3. Dalam istilah Islam disebut syariat jihad, dimana syariat  jihad diperintahkan untuk menjaga agama, jiwa, keturunan, akal dan harta agar tidak dirampas oleh orang-orang yang dzalim dan dalam rangka menghapus kedzaliman mewujudkan keadilan.
4. Syariat jihad wajib dilaksanakan oleh setiap muslim sebagaimana syariat-syariat yang lain seperti sholat, shaum dan haji.

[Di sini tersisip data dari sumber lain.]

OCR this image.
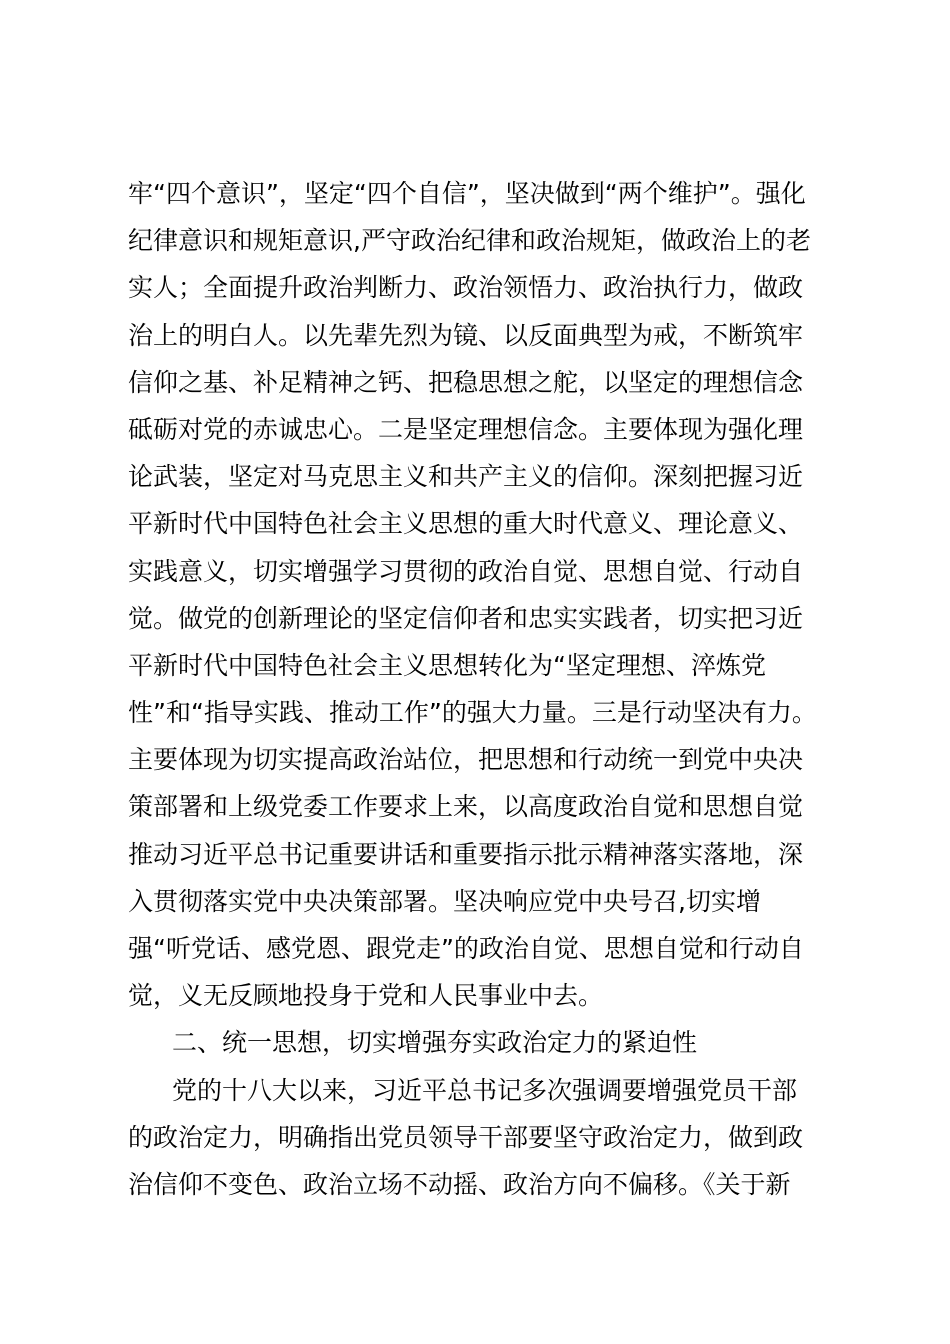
牢“四个意识”，坚定“四个自信”，坚决做到“两个维护”。强化
纪律意识和规矩意识,严守政治纪律和政治规矩，做政治上的老
实人；全面提升政治判断力、政治领悟力、政治执行力，做政
治上的明白人。以先辈先烈为镜、以反面典型为戒，不断筑牢
信仰之基、补足精神之钙、把稳思想之舵，以坚定的理想信念
砥砺对党的赤诚忠心。二是坚定理想信念。主要体现为强化理
论武装，坚定对马克思主义和共产主义的信仰。深刻把握习近
平新时代中国特色社会主义思想的重大时代意义、理论意义、
实践意义，切实增强学习贯彻的政治自觉、思想自觉、行动自
觉。做党的创新理论的坚定信仰者和忠实实践者，切实把习近
平新时代中国特色社会主义思想转化为“坚定理想、淬炼党
性”和“指导实践、推动工作”的强大力量。三是行动坚决有力。
主要体现为切实提高政治站位，把思想和行动统一到党中央决
策部署和上级党委工作要求上来，以高度政治自觉和思想自觉
推动习近平总书记重要讲话和重要指示批示精神落实落地，深
入贯彻落实党中央决策部署。坚决响应党中央号召,切实增
强“听党话、感党恩、跟党走”的政治自觉、思想自觉和行动自
觉，义无反顾地投身于党和人民事业中去。
二、统一思想，切实增强夯实政治定力的紧迫性
党的十八大以来，习近平总书记多次强调要增强党员干部
的政治定力，明确指出党员领导干部要坚守政治定力，做到政
治信仰不变色、政治立场不动摇、政治方向不偏移。《关于新
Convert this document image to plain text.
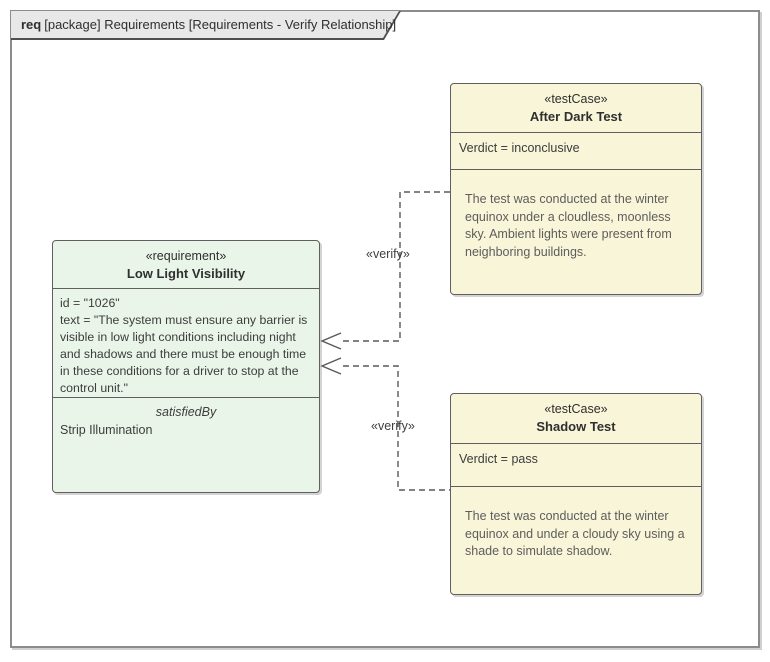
req [package] Requirements [Requirements - Verify Relationship]
«verify»
«verify»
«requirement»
Low Light Visibility
id = "1026"
text = "The system must ensure any barrier is visible in low light conditions including night and shadows and there must be enough time in these conditions for a driver to stop at the control unit."
satisfiedBy
Strip Illumination
«testCase»
After Dark Test
Verdict = inconclusive
The test was conducted at the winter equinox under a cloudless, moonless sky. Ambient lights were present from neighboring buildings.
«testCase»
Shadow Test
Verdict = pass
The test was conducted at the winter equinox and under a cloudy sky using a shade to simulate shadow.
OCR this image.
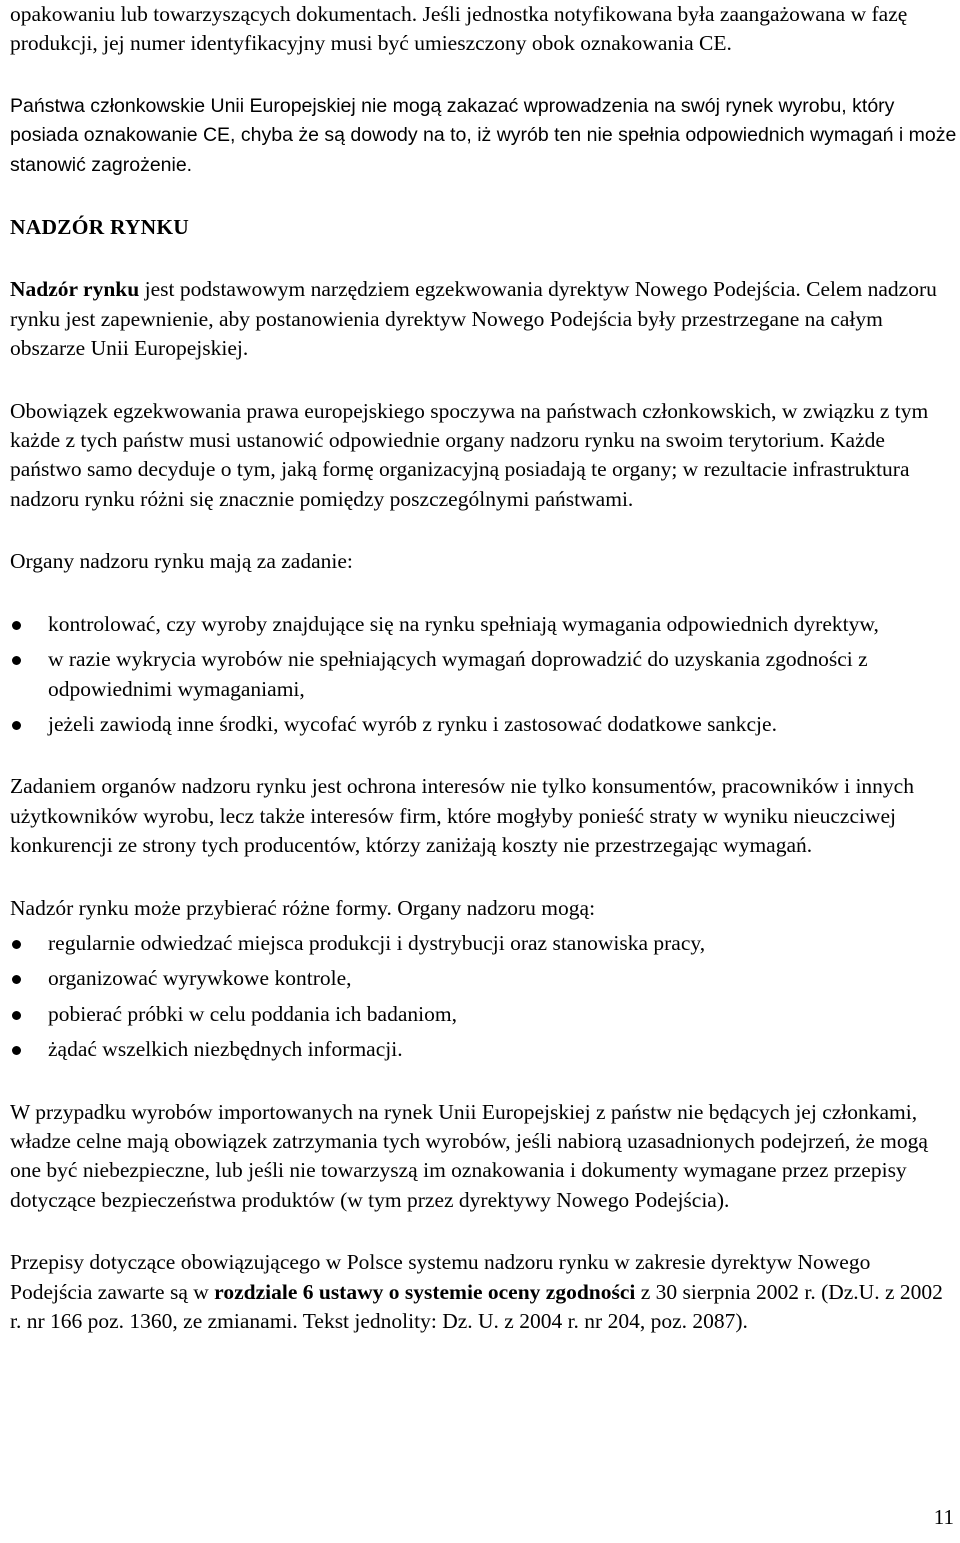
opakowaniu lub towarzyszących dokumentach. Jeśli jednostka notyfikowana była zaangażowana w fazę produkcji, jej numer identyfikacyjny musi być umieszczony obok oznakowania CE.

Państwa członkowskie Unii Europejskiej nie mogą zakazać wprowadzenia na swój rynek wyrobu, który posiada oznakowanie CE, chyba że są dowody na to, iż wyrób ten nie spełnia odpowiednich wymagań i może stanowić zagrożenie.

NADZÓR RYNKU

Nadzór rynku jest podstawowym narzędziem egzekwowania dyrektyw Nowego Podejścia. Celem nadzoru rynku jest zapewnienie, aby postanowienia dyrektyw Nowego Podejścia były przestrzegane na całym obszarze Unii Europejskiej.

Obowiązek egzekwowania prawa europejskiego spoczywa na państwach członkowskich, w związku z tym każde z tych państw musi ustanowić odpowiednie organy nadzoru rynku na swoim terytorium. Każde państwo samo decyduje o tym, jaką formę organizacyjną posiadają te organy; w rezultacie infrastruktura nadzoru rynku różni się znacznie pomiędzy poszczególnymi państwami.

Organy nadzoru rynku mają za zadanie:

kontrolować, czy wyroby znajdujące się na rynku spełniają wymagania odpowiednich dyrektyw,
w razie wykrycia wyrobów nie spełniających wymagań doprowadzić do uzyskania zgodności z odpowiednimi wymaganiami,
jeżeli zawiodą inne środki, wycofać wyrób z rynku i zastosować dodatkowe sankcje.

Zadaniem organów nadzoru rynku jest ochrona interesów nie tylko konsumentów, pracowników i innych użytkowników wyrobu, lecz także interesów firm, które mogłyby ponieść straty w wyniku nieuczciwej konkurencji ze strony tych producentów, którzy zaniżają koszty nie przestrzegając wymagań.

Nadzór rynku może przybierać różne formy. Organy nadzoru mogą:

regularnie odwiedzać miejsca produkcji i dystrybucji oraz stanowiska pracy,
organizować wyrywkowe kontrole,
pobierać próbki w celu poddania ich badaniom,
żądać wszelkich niezbędnych informacji.

W przypadku wyrobów importowanych na rynek Unii Europejskiej z państw nie będących jej członkami, władze celne mają obowiązek zatrzymania tych wyrobów, jeśli nabiorą uzasadnionych podejrzeń, że mogą one być niebezpieczne, lub jeśli nie towarzyszą im oznakowania i dokumenty wymagane przez przepisy dotyczące bezpieczeństwa produktów (w tym przez dyrektywy Nowego Podejścia).

Przepisy dotyczące obowiązującego w Polsce systemu nadzoru rynku w zakresie dyrektyw Nowego Podejścia zawarte są w rozdziale 6 ustawy o systemie oceny zgodności z 30 sierpnia 2002 r. (Dz.U. z 2002 r. nr 166 poz. 1360, ze zmianami. Tekst jednolity: Dz. U. z 2004 r. nr 204, poz. 2087).

11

Karena itu melaksanakan syariat jihad merupakan hak asasi setiap muslim untuk menjalankan syariatnya sebagaimana juga dijamin oleh negara.
5. Kesempurnaan pelaksanaan syariat jihad bagi setiap muslim tidak bisa dilepaskan dengan pelatihan militer atau i’dad, sebagimana tidak bisa dipisahkan antara bersuci dengan sholat.
6. Tindakan represif aparat Densus 88/BNPT terhadap umat Islam yang sedang menjalankan i’dad dengan tuduhan terorisme merupakan bentuk kriminalisasi dan pelecehan terhadap syariat serta pelanggaran terhadap hak asasi setiap muslim untuk menjalankan syariat-Nya.
7. Tuduhan terorisme terhadap umat islam yang sedang menjalankan syariat i‘dad telah direkayasa sedemikian untuk mendapatkan justifikasi pemenjaraan dan bahkan pembunuhan bagi pelakunya, maka kami menyatakan bahwa aparat Densus 88/BNPT wajib bertanggungjawab atas pelanggaran terhadap hak asasi umat islam yang telah dijamin oleh negara.